SPPAS 4.20

Module sppas.src.annotations

Class StopWords

Description

A vocabulary that can automatically evaluate a list of Stop-Words.

An entry 'w' is relevant for the speaker if its probability is less than

a threshold:

| P(w) <= 1 / (alpha * V)

where 'alpha' is an empirical coefficient and 'V' is the vocabulary

size of the speaker.

Constructor

Create a new StopWords instance.

Parameters

case_sensitive: (bool) Considers the case of entries or not.

View Source

def __init__(self, case_sensitive=False):
    """Create a new StopWords instance.

    :param case_sensitive: (bool) Considers the case of entries or not.

    """
    super(StopWords, self).__init__(filename=None, nodump=True, case_sensitive=case_sensitive)
    self.__alpha = 0.5
    self.__threshold = 0.0
    self.__v = 0.0

Public functions

get_alpha

Return the value of alpha coefficient (float).

View Source

def get_alpha(self):
    """Return the value of alpha coefficient (float)."""
    return self.__alpha

get_threshold

Return the last estimated threshold (float).

View Source

def get_threshold(self):
    """Return the last estimated threshold (float)."""
    return self.__threshold

get_v

Return the last estimated vocabulary size (int).

View Source

def get_v(self):
    """Return the last estimated vocabulary size (int)."""
    return self.__v

set_alpha

Fix the alpha option.

Alpha is a coefficient to add specific stop-words in the list.

Default value is 0.5.

Parameters

alpha: (float) Value in range [0..4]

View Source

def set_alpha(self, alpha):
    """Fix the alpha option.

        Alpha is a coefficient to add specific stop-words in the list.
        Default value is 0.5.

        :param alpha: (float) Value in range [0..4]

        """
    alpha = float(alpha)
    if 0.0 < alpha <= self.MAX_ALPHA:
        self.__alpha = alpha
    else:
        raise IndexRangeException(alpha, 0, StopWords.MAX_ALPHA)

copy

Make a deep copy of the instance.

Returns

(StopWords)

View Source

def copy(self):
    """Make a deep copy of the instance.

        :returns: (StopWords)

        """
    s = StopWords()
    for i in self:
        s.add(i)
    s.set_alpha(self.__alpha)
    return s

load

Load a list of stop-words from a file.

Parameters

filename: (str)

merge: (bool) Merge with the existing list (if True) or delete the existing list (if False)

View Source

def load(self, filename, merge=True):
    """Load a list of stop-words from a file.

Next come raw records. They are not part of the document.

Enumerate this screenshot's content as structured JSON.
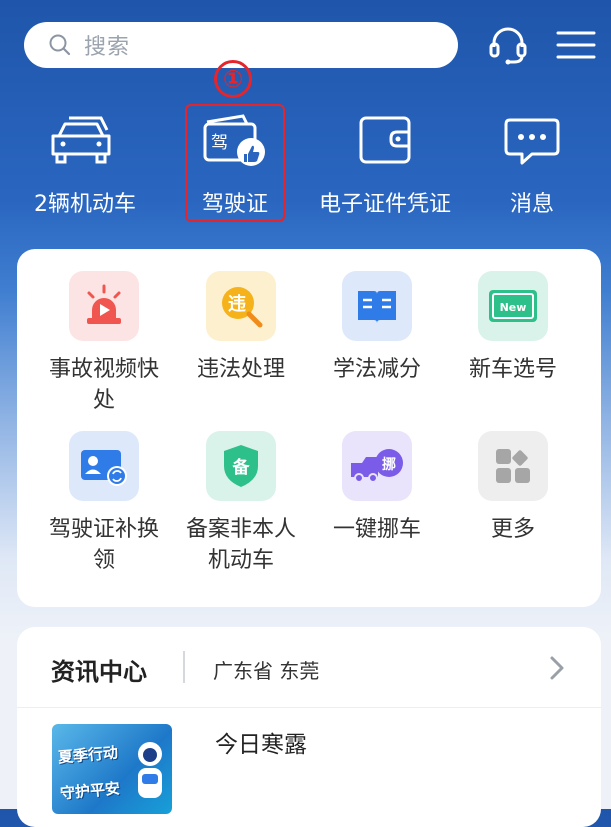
{
  "search": {
    "placeholder": "搜索"
  },
  "header": {
    "support_icon": "headset-icon",
    "menu_icon": "menu-icon"
  },
  "quick_actions": [
    {
      "label": "2辆机动车",
      "icon": "cars-icon"
    },
    {
      "label": "驾驶证",
      "icon": "license-icon",
      "icon_text": "驾"
    },
    {
      "label": "电子证件凭证",
      "icon": "wallet-icon"
    },
    {
      "label": "消息",
      "icon": "message-icon"
    }
  ],
  "annotation": {
    "marker": "①",
    "color": "#e5252b"
  },
  "services": [
    {
      "label": "事故视频快处",
      "icon": "siren-icon",
      "tile_color": "#fde4e4"
    },
    {
      "label": "违法处理",
      "icon": "violation-search-icon",
      "icon_text": "违",
      "tile_color": "#fdf0cf"
    },
    {
      "label": "学法减分",
      "icon": "book-icon",
      "tile_color": "#dde9fb"
    },
    {
      "label": "新车选号",
      "icon": "new-plate-icon",
      "icon_text": "New",
      "tile_color": "#daf3ea"
    },
    {
      "label": "驾驶证补换领",
      "icon": "license-renew-icon",
      "tile_color": "#dde9fb"
    },
    {
      "label": "备案非本人机动车",
      "icon": "record-shield-icon",
      "icon_text": "备",
      "tile_color": "#daf3ea"
    },
    {
      "label": "一键挪车",
      "icon": "move-car-icon",
      "icon_text": "挪",
      "tile_color": "#e9e4fb"
    },
    {
      "label": "更多",
      "icon": "more-grid-icon",
      "tile_color": "#eeeeee"
    }
  ],
  "news": {
    "section_title": "资讯中心",
    "location": "广东省 东莞",
    "headline": "今日寒露",
    "thumbnail_text_1": "夏季行动",
    "thumbnail_text_2": "守护平安"
  },
  "colors": {
    "brand_blue": "#2a66c0",
    "highlight_red": "#e5252b"
  }
}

        :param filename: (str)
        :param merge: (bool) Merge with the existing list (if True) or
        delete the existing list (if False)

        """
    if merge is False:
        self.clear()
    self.load_from_ascii(filename)

evaluate

Add entries to the list of stop-words from the content of a tier.

Estimate if a token is relevant: if not it adds it in the stop-list.

Parameters

tier: (sppasTier) A tier with entries to be analyzed.

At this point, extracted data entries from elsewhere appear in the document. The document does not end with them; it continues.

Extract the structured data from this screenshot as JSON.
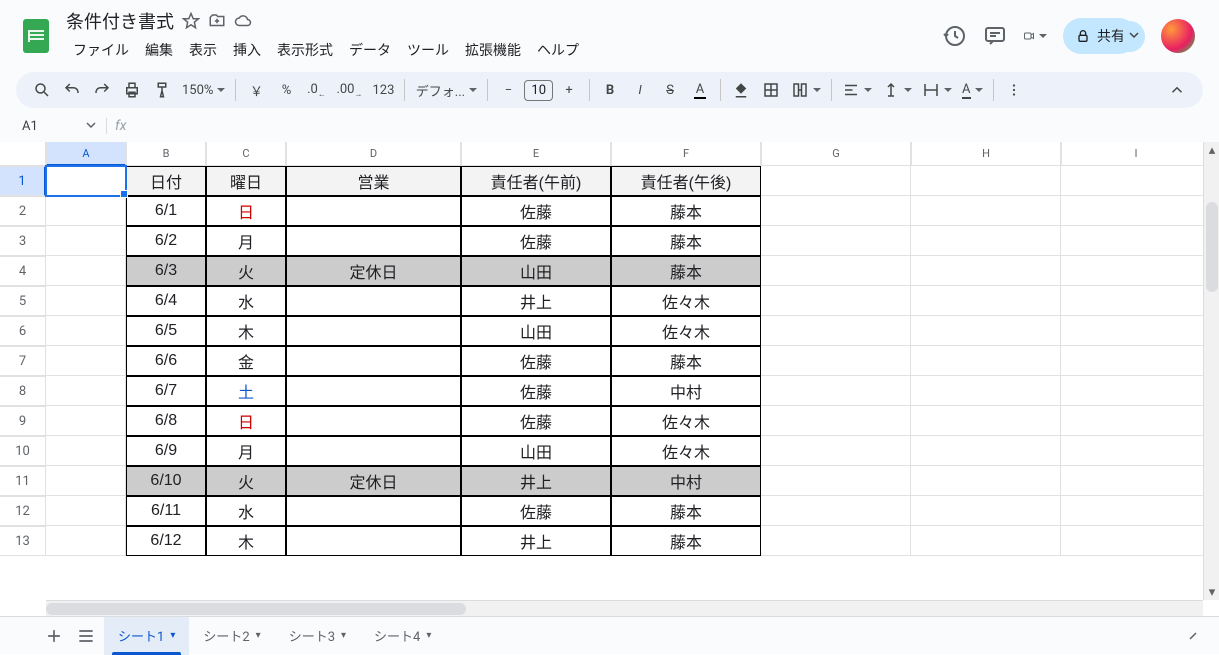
{
  "header": {
    "title": "条件付き書式",
    "menus": [
      "ファイル",
      "編集",
      "表示",
      "挿入",
      "表示形式",
      "データ",
      "ツール",
      "拡張機能",
      "ヘルプ"
    ],
    "share_label": "共有"
  },
  "toolbar": {
    "zoom": "150%",
    "currency": "￥",
    "percent": "%",
    "dec_minus": ".0",
    "dec_plus": ".00",
    "num123": "123",
    "font": "デフォ...",
    "font_size": "10",
    "minus": "−",
    "plus": "+"
  },
  "namebox": {
    "value": "A1",
    "fx": "fx"
  },
  "columns": [
    "A",
    "B",
    "C",
    "D",
    "E",
    "F",
    "G",
    "H",
    "I"
  ],
  "row_count": 13,
  "table": {
    "headers": [
      "日付",
      "曜日",
      "営業",
      "責任者(午前)",
      "責任者(午後)"
    ],
    "rows": [
      {
        "date": "6/1",
        "day": "日",
        "biz": "",
        "am": "佐藤",
        "pm": "藤本",
        "day_color": "red",
        "shade": false
      },
      {
        "date": "6/2",
        "day": "月",
        "biz": "",
        "am": "佐藤",
        "pm": "藤本",
        "day_color": "",
        "shade": false
      },
      {
        "date": "6/3",
        "day": "火",
        "biz": "定休日",
        "am": "山田",
        "pm": "藤本",
        "day_color": "",
        "shade": true
      },
      {
        "date": "6/4",
        "day": "水",
        "biz": "",
        "am": "井上",
        "pm": "佐々木",
        "day_color": "",
        "shade": false
      },
      {
        "date": "6/5",
        "day": "木",
        "biz": "",
        "am": "山田",
        "pm": "佐々木",
        "day_color": "",
        "shade": false
      },
      {
        "date": "6/6",
        "day": "金",
        "biz": "",
        "am": "佐藤",
        "pm": "藤本",
        "day_color": "",
        "shade": false
      },
      {
        "date": "6/7",
        "day": "土",
        "biz": "",
        "am": "佐藤",
        "pm": "中村",
        "day_color": "blue",
        "shade": false
      },
      {
        "date": "6/8",
        "day": "日",
        "biz": "",
        "am": "佐藤",
        "pm": "佐々木",
        "day_color": "red",
        "shade": false
      },
      {
        "date": "6/9",
        "day": "月",
        "biz": "",
        "am": "山田",
        "pm": "佐々木",
        "day_color": "",
        "shade": false
      },
      {
        "date": "6/10",
        "day": "火",
        "biz": "定休日",
        "am": "井上",
        "pm": "中村",
        "day_color": "",
        "shade": true
      },
      {
        "date": "6/11",
        "day": "水",
        "biz": "",
        "am": "佐藤",
        "pm": "藤本",
        "day_color": "",
        "shade": false
      },
      {
        "date": "6/12",
        "day": "木",
        "biz": "",
        "am": "井上",
        "pm": "藤本",
        "day_color": "",
        "shade": false
      }
    ]
  },
  "sheets": {
    "items": [
      "シート1",
      "シート2",
      "シート3",
      "シート4"
    ],
    "active_index": 0
  }
}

merge: (bool) Merge with the existing list (if True) or delete the existing list and create a new one (if False)

Returns

(int) Number of entries added into the list

Raises

EmptyInputError, TooSmallInputError

View Source

def evaluate(self, tier=None, merge=True):
    """Add entries to the list of stop-words from the content of a tier.

        Estimate if a token is relevant: if not it adds it in the stop-list.

        :param tier: (sppasTier) A tier with entries to be analyzed.
        :param merge: (bool) Merge with the existing list (if True) or
        delete the existing list and create a new one (if False)
        :returns: (int) Number of entries added into the list
        :raises: EmptyInputError, TooSmallInputError

        """
    if tier is None or tier.is_empty():
        raise EmptyInputError(tier.get_name())
    if len(tier) < StopWords.MIN_ANN_NUMBER:
        raise TooSmallInputError(tier.get_name())
    unigram = sppasUnigram()
    for ann in tier:
        for label in ann.get_labels():
            tag = label.get_best()
            content = tag.get_content()
            if content not in symbols.all:
                unigram.add(content)
    self.__v = len(unigram)
    self.__threshold = 1.0 / (self.__alpha * float(self.__v))
    if merge is False:
        self.clear()
    usum = float(unigram.get_sum())
    nb = 0
    for token in unigram.get_tokens():
        p_w = float(unigram.get_count(token)) / usum
        if p_w > self.__threshold:
            self.add(token)
            nb += 1
    return nb